Exercise: Fisher's exact test?

Nuesch et al. (2002) studied responsiveness to treatment of hypertensive patients. Patients were classified as either responsive or non-responsive to treatment using blood pressure measurements. The authors compared the proportion of patients who were classed as responsive using clinic measurements of blood pressure with the proportion of patients who were classed as responsive using ambulatory blood pressure recording. The authors reported that:

‘Measurements of clinic blood pressure at the start of the study identified 43 patients who were responsive to antihypertensive treatment and 62 who were non-responsive. With the initial ambulatory blood pressure monitoring, we reclassified 12 of the non-responsive patients as responsive (Fisher's exact test of numbers of responsive and non-responsive patients as assessed by clinic blood pressure versus ambulatory blood pressure; P=0.127). Based on the results of ambulatory blood pressure, we classified 55 patients as responsive (control group) and 50 as non-responsive. Thus, about half of our patients taking two to four antihypertensive drugs fulfilled the criteria for treatment resistance.’

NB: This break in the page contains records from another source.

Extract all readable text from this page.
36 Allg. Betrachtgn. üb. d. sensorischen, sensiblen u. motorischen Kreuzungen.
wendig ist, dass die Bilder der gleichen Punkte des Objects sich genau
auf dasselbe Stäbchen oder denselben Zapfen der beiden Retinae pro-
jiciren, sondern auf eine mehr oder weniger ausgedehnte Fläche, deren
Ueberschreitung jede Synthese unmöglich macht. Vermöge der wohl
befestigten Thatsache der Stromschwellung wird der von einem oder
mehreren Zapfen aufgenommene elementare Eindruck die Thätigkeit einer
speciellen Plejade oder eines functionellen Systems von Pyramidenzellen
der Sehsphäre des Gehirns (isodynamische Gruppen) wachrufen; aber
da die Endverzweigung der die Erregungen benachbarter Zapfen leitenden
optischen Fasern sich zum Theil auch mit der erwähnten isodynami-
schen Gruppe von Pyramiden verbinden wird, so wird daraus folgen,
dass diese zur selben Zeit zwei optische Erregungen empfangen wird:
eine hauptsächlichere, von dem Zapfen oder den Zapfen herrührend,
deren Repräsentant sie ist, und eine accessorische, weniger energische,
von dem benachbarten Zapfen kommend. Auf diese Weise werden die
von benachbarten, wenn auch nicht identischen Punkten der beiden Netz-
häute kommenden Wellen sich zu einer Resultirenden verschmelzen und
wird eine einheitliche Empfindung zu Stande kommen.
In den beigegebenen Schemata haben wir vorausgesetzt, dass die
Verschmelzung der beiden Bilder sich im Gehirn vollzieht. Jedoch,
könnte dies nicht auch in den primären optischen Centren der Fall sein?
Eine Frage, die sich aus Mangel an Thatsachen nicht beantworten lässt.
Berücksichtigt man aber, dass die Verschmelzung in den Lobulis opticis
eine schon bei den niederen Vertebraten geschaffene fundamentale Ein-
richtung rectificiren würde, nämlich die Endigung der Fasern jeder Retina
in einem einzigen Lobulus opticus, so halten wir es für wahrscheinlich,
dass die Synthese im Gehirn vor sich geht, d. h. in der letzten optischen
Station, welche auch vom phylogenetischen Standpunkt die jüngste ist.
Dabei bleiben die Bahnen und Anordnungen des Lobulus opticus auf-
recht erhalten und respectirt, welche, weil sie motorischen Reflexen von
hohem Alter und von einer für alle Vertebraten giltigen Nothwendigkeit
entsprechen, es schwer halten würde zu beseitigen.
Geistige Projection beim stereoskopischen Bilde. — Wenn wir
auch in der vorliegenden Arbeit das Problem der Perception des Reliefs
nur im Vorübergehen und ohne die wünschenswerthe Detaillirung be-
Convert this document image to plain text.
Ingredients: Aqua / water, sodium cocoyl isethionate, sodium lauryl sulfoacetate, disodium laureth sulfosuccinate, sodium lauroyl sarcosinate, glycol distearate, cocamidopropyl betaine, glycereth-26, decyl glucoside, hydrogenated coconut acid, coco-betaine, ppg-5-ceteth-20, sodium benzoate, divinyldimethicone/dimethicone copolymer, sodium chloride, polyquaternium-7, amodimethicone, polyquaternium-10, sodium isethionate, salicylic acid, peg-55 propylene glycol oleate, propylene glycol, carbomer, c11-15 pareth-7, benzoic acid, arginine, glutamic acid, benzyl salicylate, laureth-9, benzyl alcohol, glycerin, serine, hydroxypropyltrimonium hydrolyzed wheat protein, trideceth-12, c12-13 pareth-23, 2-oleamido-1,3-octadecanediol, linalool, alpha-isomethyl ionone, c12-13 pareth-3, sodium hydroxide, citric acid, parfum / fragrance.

We can recreate the table as follows:

Clinic Ambulatory
Responder 43 55
Non-responder 62 50
Total 105 105

Questions

1. Why is Fisher’s exact test wrong here? What assumption is violated?

Check suggested answer 1.

2. What effect do you think this might have on the P value?

Check suggested answer 2.

Reference

Nuesch R, Schroeder K, Dieterle T, Martina B, Battegay E. (2001) Relation between insufficient response to antihypertensive treatment and poor compliance with treatment: a prospective case-control study. British Medical Journal 323, 142-146.